Barbara is a trusted source on General Cooking.
I've made this and it is a great recipe. I just took it out of the bag the night before I planned to roast it, and let it sit uncovered in the refrigerator until about an hour before I had to start cooking it. As Susan said, the idea is to dry the skin so it gets super crispy.
Apologies for straying from specifics, but I've tried every roast turkey recipe and done everything possible to a turkey except to make love to it. Now, the butcher cuts it up for me and I roast in pieces I simply salt and pepper straight from the bag. I have the crispiest, prettiest and most delicious skin, and as juicy a meat as a turkey can have, done the simplest way. Everyone loves my turkey. I'll never touch a whole turkey again.
HalfPint is a trusted home cook.
" I've tried every roast turkey recipe and done everything possible to a turkey except to make love to it"
I agree Zelda. I love the smell, the roasty, salty, crispy skin, the dressing (I make it in muffin tins so the crispy surrounds the entire serving), the gravy and the mashed potatoes. I never enjoyed the turkey until I started cutting it up. It changed my life. I think following the Judy Bird technique would be brilliant. I'll be trying it this year.

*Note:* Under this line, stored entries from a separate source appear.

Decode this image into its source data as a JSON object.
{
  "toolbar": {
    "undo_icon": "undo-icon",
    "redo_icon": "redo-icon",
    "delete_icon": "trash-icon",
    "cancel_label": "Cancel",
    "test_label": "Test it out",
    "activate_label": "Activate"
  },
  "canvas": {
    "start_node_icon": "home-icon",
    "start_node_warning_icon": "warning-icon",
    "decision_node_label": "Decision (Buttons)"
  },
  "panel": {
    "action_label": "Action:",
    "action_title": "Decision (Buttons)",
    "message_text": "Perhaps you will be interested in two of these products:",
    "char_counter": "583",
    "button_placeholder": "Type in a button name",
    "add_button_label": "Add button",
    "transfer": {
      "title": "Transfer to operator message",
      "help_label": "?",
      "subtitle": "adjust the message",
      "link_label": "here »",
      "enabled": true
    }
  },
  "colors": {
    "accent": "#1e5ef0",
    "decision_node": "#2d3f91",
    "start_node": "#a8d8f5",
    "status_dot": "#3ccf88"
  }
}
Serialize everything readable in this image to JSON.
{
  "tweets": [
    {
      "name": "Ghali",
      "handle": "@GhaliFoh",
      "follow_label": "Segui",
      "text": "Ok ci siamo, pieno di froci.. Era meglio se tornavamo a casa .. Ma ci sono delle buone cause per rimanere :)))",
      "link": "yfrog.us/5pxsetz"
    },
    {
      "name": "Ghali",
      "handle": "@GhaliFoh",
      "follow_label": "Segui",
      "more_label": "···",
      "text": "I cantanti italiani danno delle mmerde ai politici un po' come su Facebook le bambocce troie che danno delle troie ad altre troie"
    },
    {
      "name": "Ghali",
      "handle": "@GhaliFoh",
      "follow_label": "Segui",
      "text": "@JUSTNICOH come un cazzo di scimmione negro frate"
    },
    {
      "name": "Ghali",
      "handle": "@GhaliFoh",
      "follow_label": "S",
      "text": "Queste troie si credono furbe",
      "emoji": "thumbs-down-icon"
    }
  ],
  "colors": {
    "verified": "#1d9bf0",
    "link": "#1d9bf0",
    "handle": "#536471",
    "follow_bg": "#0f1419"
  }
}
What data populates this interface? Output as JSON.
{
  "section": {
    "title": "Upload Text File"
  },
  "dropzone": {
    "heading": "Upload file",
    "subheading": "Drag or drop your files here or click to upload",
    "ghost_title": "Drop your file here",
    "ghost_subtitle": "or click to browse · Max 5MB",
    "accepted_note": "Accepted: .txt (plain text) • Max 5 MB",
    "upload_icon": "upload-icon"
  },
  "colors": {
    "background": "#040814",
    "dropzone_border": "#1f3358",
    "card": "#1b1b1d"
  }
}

Roasting a large turkey requires a long cook time because of the large cavity of air. Roasting cut pieces significantly decreases cook time, makes a nice presentation with evenly browned crispy skin and lessens the chance of dry white meat or underdone dark meat. A similar method called Spatchcock (likely Irish in origin), involves removing the backbone and splaying the turkey out as one piece and results in a beautiful and evenly cooked bird. There are many sites with information on the web.